Several sanitation workers and other staff staged a small demonstration in Beinecke Plaza on Wednesday afternoon to protest the University’s subcontracting of garbage collection to a private firm.

While no employees have been laid off as a result of the change, Craig Green, an executive board member for Local 35, said sanitation drivers have lost 70 percent of their work to St. John’s Rubbish Company. Union members and Yale’s ground maintenance manager disagreed over whether the decision to subcontract, which stemmed from cost overruns, was an appropriate response to overtime pay and equipment maintenance issues that have strained the department.

Green said the subcontracting was only the latest in a series of University decisions that allowed the sanitation department to deteriorate. Over the past few years, Green said, the number of sanitation workers has declined from eight to four as the management has decided not to replace workers who have left.

But Grounds Maintenance Manager Walter Debboli said the subcontracting decision was simply the result of collective decision making completed after examining the cost figures.

“There were the costs of overtime pay, the costs of maintaining equipment, the costs of breakdowns and the costs of added help,” Debboli said.

Green — who led Wednesday’s protest with a megaphone — said administration concerns about overtime pay were unfounded and that the University should have hired more employees to compensate for the extra work hours needed.

Other maintenance costs were the product of equipment mismanagement, not inefficiency on the part of the workers, Green said.

“Managers are responsible for letting equipment erode, but they blame our workers,” he said. “There should be a place to house the vehicles so the hydraulics don’t freeze.”

Debboli said trash collection was an expensive operation to conduct in-house, and that the sanitation department was not able to bring costs down despite efforts to make operation adjustments and schedule changes.

“When you get to a point where you are adding more people, you have to ask if it is more cost-effective to add more people, or whether you look at another way to run operations,” Debboli said.

In response to Green’s concerns about a lack of storage space for vehicles, Debboli said it is common practice in Connecticut for sanitation workers to leave equipment outside.

Local 35 President Bob Proto said union members had been collecting trash effectively for the University for many years, and that he is concerned with the direction the University is taking.

“The university has the contractual right to do this, but morally it’s wrong,” Proto said.

He said the union was concerned about the private companies with which the University was aligning itself.

“There have been many reports of [discrepancies], that these companies have fallen below the standards of an employer like Yale,” Proto said.

Represetative from Yale’s Union Relations deparment were unable to be reached for comment.

Green said the union will continue to stage protests over the coming weeks to raise awareness on campus.
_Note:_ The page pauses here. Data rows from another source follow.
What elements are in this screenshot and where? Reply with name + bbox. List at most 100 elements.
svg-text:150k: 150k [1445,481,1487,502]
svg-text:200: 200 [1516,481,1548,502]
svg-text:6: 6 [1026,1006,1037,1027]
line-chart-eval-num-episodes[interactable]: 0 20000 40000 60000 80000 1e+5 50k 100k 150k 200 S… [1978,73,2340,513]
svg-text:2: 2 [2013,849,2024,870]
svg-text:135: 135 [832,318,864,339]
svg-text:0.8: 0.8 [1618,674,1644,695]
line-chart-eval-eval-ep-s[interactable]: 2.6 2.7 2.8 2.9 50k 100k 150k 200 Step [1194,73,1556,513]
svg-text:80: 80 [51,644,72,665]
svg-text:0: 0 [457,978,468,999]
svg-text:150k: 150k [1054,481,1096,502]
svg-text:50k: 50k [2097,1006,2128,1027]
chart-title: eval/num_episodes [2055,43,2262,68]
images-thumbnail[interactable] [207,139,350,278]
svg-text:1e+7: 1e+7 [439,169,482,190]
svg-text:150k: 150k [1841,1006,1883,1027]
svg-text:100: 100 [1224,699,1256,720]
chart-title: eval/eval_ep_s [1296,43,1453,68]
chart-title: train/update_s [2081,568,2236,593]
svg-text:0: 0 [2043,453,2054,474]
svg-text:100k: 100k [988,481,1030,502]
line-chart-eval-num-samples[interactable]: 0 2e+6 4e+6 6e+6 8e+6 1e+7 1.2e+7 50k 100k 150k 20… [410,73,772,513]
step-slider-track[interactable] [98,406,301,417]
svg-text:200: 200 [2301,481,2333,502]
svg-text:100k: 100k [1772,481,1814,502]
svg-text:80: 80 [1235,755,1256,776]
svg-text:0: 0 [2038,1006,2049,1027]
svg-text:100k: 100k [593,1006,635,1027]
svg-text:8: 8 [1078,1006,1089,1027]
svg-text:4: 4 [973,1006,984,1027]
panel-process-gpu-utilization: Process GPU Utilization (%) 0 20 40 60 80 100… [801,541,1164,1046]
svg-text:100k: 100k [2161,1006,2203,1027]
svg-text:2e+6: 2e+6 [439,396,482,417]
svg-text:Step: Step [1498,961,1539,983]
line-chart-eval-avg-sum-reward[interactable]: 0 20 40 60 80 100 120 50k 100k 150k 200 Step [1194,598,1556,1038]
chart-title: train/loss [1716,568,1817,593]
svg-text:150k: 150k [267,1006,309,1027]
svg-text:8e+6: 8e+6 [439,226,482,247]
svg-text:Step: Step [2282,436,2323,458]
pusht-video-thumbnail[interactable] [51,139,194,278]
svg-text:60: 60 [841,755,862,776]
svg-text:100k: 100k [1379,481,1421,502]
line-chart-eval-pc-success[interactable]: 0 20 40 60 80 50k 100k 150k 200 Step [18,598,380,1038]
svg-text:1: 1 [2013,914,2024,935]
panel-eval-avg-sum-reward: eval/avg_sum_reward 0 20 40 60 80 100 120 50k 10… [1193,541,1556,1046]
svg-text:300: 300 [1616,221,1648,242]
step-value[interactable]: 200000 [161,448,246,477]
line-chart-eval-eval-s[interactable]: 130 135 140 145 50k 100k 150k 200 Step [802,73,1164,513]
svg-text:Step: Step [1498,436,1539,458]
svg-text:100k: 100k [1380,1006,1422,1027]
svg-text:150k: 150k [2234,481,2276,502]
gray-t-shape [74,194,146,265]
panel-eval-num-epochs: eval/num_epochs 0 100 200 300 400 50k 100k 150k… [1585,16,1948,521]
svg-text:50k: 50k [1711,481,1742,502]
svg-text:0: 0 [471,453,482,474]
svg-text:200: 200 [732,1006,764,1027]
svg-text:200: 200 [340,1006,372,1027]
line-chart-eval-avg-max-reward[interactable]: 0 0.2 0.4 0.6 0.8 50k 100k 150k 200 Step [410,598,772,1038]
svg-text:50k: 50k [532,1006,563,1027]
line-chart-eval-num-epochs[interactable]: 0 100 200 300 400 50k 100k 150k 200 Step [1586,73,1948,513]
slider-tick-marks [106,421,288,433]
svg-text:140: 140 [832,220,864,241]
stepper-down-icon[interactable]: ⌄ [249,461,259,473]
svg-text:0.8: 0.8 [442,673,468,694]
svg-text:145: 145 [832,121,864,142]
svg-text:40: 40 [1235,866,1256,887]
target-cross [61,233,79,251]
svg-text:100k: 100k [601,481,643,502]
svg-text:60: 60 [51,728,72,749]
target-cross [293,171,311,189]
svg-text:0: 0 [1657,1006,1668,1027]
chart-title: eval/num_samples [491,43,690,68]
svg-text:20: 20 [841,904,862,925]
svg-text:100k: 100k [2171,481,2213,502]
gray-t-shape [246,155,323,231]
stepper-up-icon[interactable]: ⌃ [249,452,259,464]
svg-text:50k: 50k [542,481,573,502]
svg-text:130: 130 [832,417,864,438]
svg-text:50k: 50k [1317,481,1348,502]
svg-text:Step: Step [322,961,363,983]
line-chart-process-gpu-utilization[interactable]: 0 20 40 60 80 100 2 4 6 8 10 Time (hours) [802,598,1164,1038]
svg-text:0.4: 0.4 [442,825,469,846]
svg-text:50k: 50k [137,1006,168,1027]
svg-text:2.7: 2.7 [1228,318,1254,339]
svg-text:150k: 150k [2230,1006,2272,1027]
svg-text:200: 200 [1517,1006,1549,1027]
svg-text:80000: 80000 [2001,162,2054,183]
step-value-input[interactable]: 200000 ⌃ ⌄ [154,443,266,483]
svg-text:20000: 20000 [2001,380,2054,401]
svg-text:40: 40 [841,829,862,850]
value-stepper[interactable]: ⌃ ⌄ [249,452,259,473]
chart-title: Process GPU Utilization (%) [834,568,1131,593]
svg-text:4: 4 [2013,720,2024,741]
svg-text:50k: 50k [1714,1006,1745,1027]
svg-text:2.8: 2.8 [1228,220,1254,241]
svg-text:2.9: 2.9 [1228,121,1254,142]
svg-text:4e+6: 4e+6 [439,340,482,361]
While only six members were present at Wednesday’s protest, he said, the group made a conscious decision to focus on involving sanitation workers directly affected by the changes in the initial protests.

“We’ll get more [union members] involved in the coming weeks,” Green said. “We’re collecting signatures from students, workers and faculty for a petition to [President Richard] Levin to restore garbage collection [to Local 35.]”

Green said they hoped to have the petition ready for Martin Luther King Jr. Day.

“We are going to march from Golf Street, where the workers punch in, to Levin’s house and hand him the petition,” he said.

Dan Bromel, one of the sanitation workers who attended the protest, said he worried that nothing prevented sanitation workers from seeing their jobs further reduced.

“We used to take care of all the trash,” he said. “They subcontract it out, and now they got us doing recycling, but there’s no guarantee they can’t subcontract out recycling.”

The group plans to set up a booth outside Woodbridge Hall in order to raise the visibility of the issue, Green said.